Liberty aircraft have collected aerial battlefield surveillance data over Iraq and Afghanistan since 2009.
“I wouldn’t use the word shocked but definitely surprised,” said Army Lt. Col. Kodjo Knox-Limbacker, with the Army Intelligence and Security Command’s Aviation and Air Sensors operations directorate.
He said the Army expects to know for sure in the next two months whether the service is absorbing the Liberty program. No date has been scheduled for the full Senate to vote on the 2012 defense authorization bill. The House Armed Services Committee did not include the proposal in its markup of the authorization bill.
Army officials anticipate the Air Force’s Liberty aircraft will replace the Enhanced Medium Altitude Reconnaissance Surveillance Systems aircraft that the Army expected to buy, Knox-Limbacker said.
Funding for EMARSS got slashed in defense authorization markups by the House and Senate Armed Services committees.

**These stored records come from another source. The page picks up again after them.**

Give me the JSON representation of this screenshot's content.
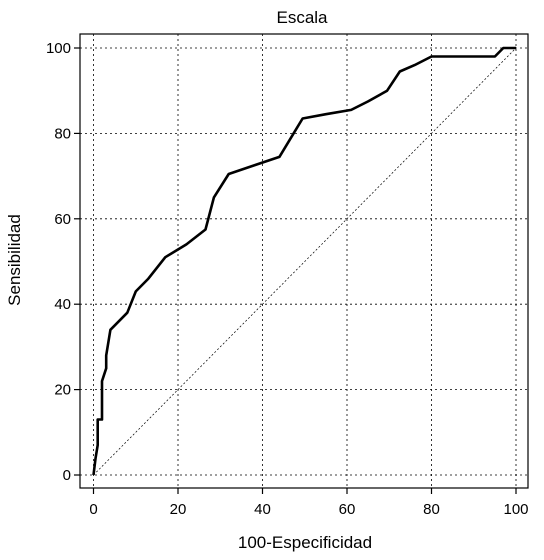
{
  "chart_data": {
    "type": "line",
    "title": "Escala",
    "xlabel": "100-Especificidad",
    "ylabel": "Sensibilidad",
    "xlim": [
      0,
      100
    ],
    "ylim": [
      0,
      100
    ],
    "xticks": [
      "0",
      "20",
      "40",
      "60",
      "80",
      "100"
    ],
    "yticks": [
      "0",
      "20",
      "40",
      "60",
      "80",
      "100"
    ],
    "grid": true,
    "reference_line": [
      [
        0,
        0
      ],
      [
        100,
        100
      ]
    ],
    "series": [
      {
        "x": [
          0,
          0.5,
          1,
          1,
          1.5,
          2,
          2,
          3,
          3,
          4,
          6,
          8,
          10,
          13,
          17,
          22,
          26.5,
          28.5,
          32,
          38,
          44,
          49.5,
          55,
          61,
          65,
          69.5,
          72.5,
          76,
          80,
          95,
          97,
          100
        ],
        "y": [
          0,
          4,
          7,
          13,
          13,
          13,
          22,
          25,
          28,
          34,
          36,
          38,
          43,
          46,
          51,
          54,
          57.5,
          65,
          70.5,
          72.5,
          74.5,
          83.5,
          84.5,
          85.5,
          87.5,
          90,
          94.5,
          96,
          98,
          98,
          100,
          100
        ]
      }
    ]
  }
}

The House proposed cutting $524 million and the Senate $452 million from the $540 million laid out in the 2012 budget request to buy 18 aircraft.
Army EMARSS aircraft and Air Force Project Liberty MC-12s are both enhanced Hawker Beechcraft Super King Air 350s with intelligence, surveillance and reconnaissance sensors installed.

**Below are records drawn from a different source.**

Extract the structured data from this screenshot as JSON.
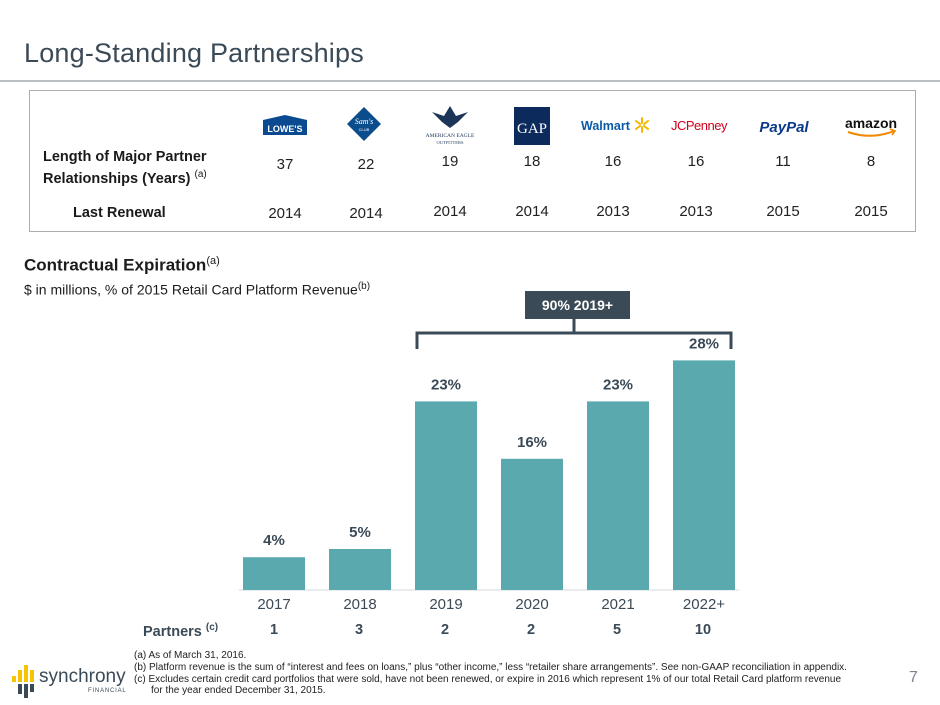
{
  "slide": {
    "title": "Long-Standing Partnerships",
    "page_number": "7"
  },
  "partners_table": {
    "row1_label_line1": "Length of Major Partner",
    "row1_label_line2": "Relationships (Years)",
    "row1_note": "(a)",
    "row2_label": "Last Renewal",
    "partners": [
      {
        "logo": "LOWE'S",
        "years": "37",
        "renewal": "2014"
      },
      {
        "logo": "Sam's",
        "logo_sub": "CLUB",
        "years": "22",
        "renewal": "2014"
      },
      {
        "logo": "AMERICAN EAGLE",
        "logo_sub": "OUTFITTERS",
        "years": "19",
        "renewal": "2014"
      },
      {
        "logo": "GAP",
        "years": "18",
        "renewal": "2014"
      },
      {
        "logo": "Walmart",
        "years": "16",
        "renewal": "2013"
      },
      {
        "logo": "JCPenney",
        "years": "16",
        "renewal": "2013"
      },
      {
        "logo": "PayPal",
        "years": "11",
        "renewal": "2015"
      },
      {
        "logo": "amazon",
        "years": "8",
        "renewal": "2015"
      }
    ]
  },
  "section": {
    "title": "Contractual Expiration",
    "title_note": "(a)",
    "subtitle": "$ in millions, % of 2015 Retail Card Platform Revenue",
    "subtitle_note": "(b)",
    "callout": "90% 2019+"
  },
  "chart_data": {
    "type": "bar",
    "categories": [
      "2017",
      "2018",
      "2019",
      "2020",
      "2021",
      "2022+"
    ],
    "values": [
      4,
      5,
      23,
      16,
      23,
      28
    ],
    "value_labels": [
      "4%",
      "5%",
      "23%",
      "16%",
      "23%",
      "28%"
    ],
    "ylim": [
      0,
      28
    ],
    "bar_color": "#5aa9ae",
    "grid": false
  },
  "partners_row": {
    "label": "Partners",
    "note": "(c)",
    "counts": [
      "1",
      "3",
      "2",
      "2",
      "5",
      "10"
    ]
  },
  "footnotes": {
    "a": "(a) As of March 31, 2016.",
    "b": "(b) Platform revenue is the sum of “interest and fees on loans,” plus “other income,” less “retailer share arrangements”.  See non-GAAP reconciliation in appendix.",
    "c": "(c) Excludes certain credit card portfolios that were sold, have not been renewed, or expire in 2016 which represent 1% of our total Retail Card platform revenue",
    "c2": "for the year ended December 31, 2015."
  },
  "brand": {
    "name": "synchrony",
    "sub": "FINANCIAL"
  },
  "colors": {
    "title": "#3b4a57",
    "bar": "#5aa9ae",
    "callout_bg": "#3b4a57",
    "brand_yellow": "#f6c400"
  }
}
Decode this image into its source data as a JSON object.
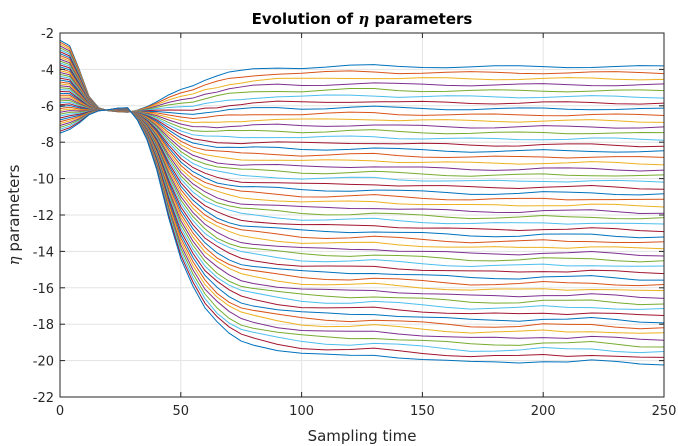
{
  "chart_data": {
    "type": "line",
    "title_prefix": "Evolution of ",
    "title_symbol": "η",
    "title_suffix": " parameters",
    "xlabel": "Sampling time",
    "ylabel_symbol": "η",
    "ylabel_suffix": " parameters",
    "xlim": [
      0,
      250
    ],
    "ylim": [
      -22,
      -2
    ],
    "xticks": [
      0,
      50,
      100,
      150,
      200,
      250
    ],
    "yticks": [
      -22,
      -20,
      -18,
      -16,
      -14,
      -12,
      -10,
      -8,
      -6,
      -4,
      -2
    ],
    "grid": true,
    "series_count": 50,
    "initial_range": [
      -7.5,
      -2.4
    ],
    "final_range": [
      -20.2,
      -3.8
    ],
    "crossover_point": [
      27,
      -6.1
    ],
    "x": [
      0,
      4,
      8,
      12,
      16,
      20,
      24,
      28,
      32,
      36,
      40,
      45,
      50,
      55,
      60,
      65,
      70,
      75,
      80,
      90,
      100,
      110,
      120,
      130,
      140,
      150,
      160,
      170,
      180,
      190,
      200,
      210,
      220,
      230,
      240,
      250
    ],
    "top_series": [
      -2.4,
      -2.7,
      -3.9,
      -5.2,
      -5.9,
      -6.1,
      -6.1,
      -6.1,
      -5.9,
      -5.7,
      -5.5,
      -5.3,
      -5.1,
      -4.9,
      -4.6,
      -4.4,
      -4.2,
      -4.1,
      -4.0,
      -3.9,
      -3.9,
      -3.85,
      -3.8,
      -3.8,
      -3.85,
      -3.85,
      -3.85,
      -3.85,
      -3.85,
      -3.85,
      -3.85,
      -3.85,
      -3.85,
      -3.85,
      -3.85,
      -3.85
    ],
    "bottom_series": [
      -7.5,
      -7.3,
      -7.0,
      -6.7,
      -6.6,
      -6.8,
      -7.2,
      -7.9,
      -8.8,
      -9.9,
      -11.2,
      -12.8,
      -14.4,
      -15.9,
      -17.1,
      -17.9,
      -18.5,
      -18.9,
      -19.1,
      -19.4,
      -19.6,
      -19.7,
      -19.75,
      -19.7,
      -19.8,
      -19.9,
      -20.0,
      -20.1,
      -20.1,
      -20.1,
      -20.0,
      -20.05,
      -20.0,
      -20.1,
      -20.2,
      -20.2
    ],
    "colors": [
      "#0072bd",
      "#d95319",
      "#edb120",
      "#7e2f8e",
      "#77ac30",
      "#4dbeee",
      "#a2142f"
    ]
  }
}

“EMARSS and Liberty ships are so similar [that] it makes sense,” Knox-Limbacker said.
It’s unclear when the transfer would occur. The amendment in the Senate markup requires Defense Secretary Leon Panetta to submit a report by 2013 “to develop and implement a plan for the orderly transfer” of the fleet. Panetta’s report also “must estimate the costs” the government would save by canceling the EMARSS program.

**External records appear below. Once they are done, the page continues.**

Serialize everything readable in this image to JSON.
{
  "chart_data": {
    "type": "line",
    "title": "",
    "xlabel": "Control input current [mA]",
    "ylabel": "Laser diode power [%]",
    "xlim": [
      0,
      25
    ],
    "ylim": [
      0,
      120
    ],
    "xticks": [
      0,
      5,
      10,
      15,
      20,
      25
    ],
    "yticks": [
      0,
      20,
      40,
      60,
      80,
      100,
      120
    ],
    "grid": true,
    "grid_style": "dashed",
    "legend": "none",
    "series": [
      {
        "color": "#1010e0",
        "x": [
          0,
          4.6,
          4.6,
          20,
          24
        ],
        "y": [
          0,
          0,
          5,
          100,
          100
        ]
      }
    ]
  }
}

Former Pentagon chief Robert Gates launched Project Liberty in April 2008, after telling the Air Force War College that deploying ISR assets was like “pulling teeth.”
The Air Force recently took over the Army’s C-27J Spartan program and retained control of Liberty. When the Air Force took the helm of Project Liberty, it puzzled many Army officials. Army aviation had traditionally taken on the tactical ISR mission while the Air Force has focused on strategic missions. Liberty aircraft fly tactical missions with ground units.
In their first missions, the Air Force processing, exploitation and dissemination teams struggled while sending intelligence collected by the sensors aboard the Liberty aircraft to ground commanders, an Army official said. Many thought in those first few years that the Air Force and Army would form split teams, with Air Force pilots in the front and soldiers controlling the sensors and making radio calls to units in the back of each plane.
The Army has flown RC-12 Guardrails since the 1970s and now flies 136 in different configurations, such as the Medium Altitude Reconnaissance Surveillance System and Aerial Reconnaissance Multi- Sensor.
Knox-Limbacker said the Army is considering different options to train soldiers who will fly and operate the MC-12s if they’re transferred. Either the service will allow soldiers to train on the aircraft at a U.S. base, or it will maintain operations in Afghanistan and provide the training while deployed, he said.
The hardest part of the transfer may be synchronizing the communications equipment onboard the planes with the Army’s networks and “making sure we have those right,” Knox-Limbacker said.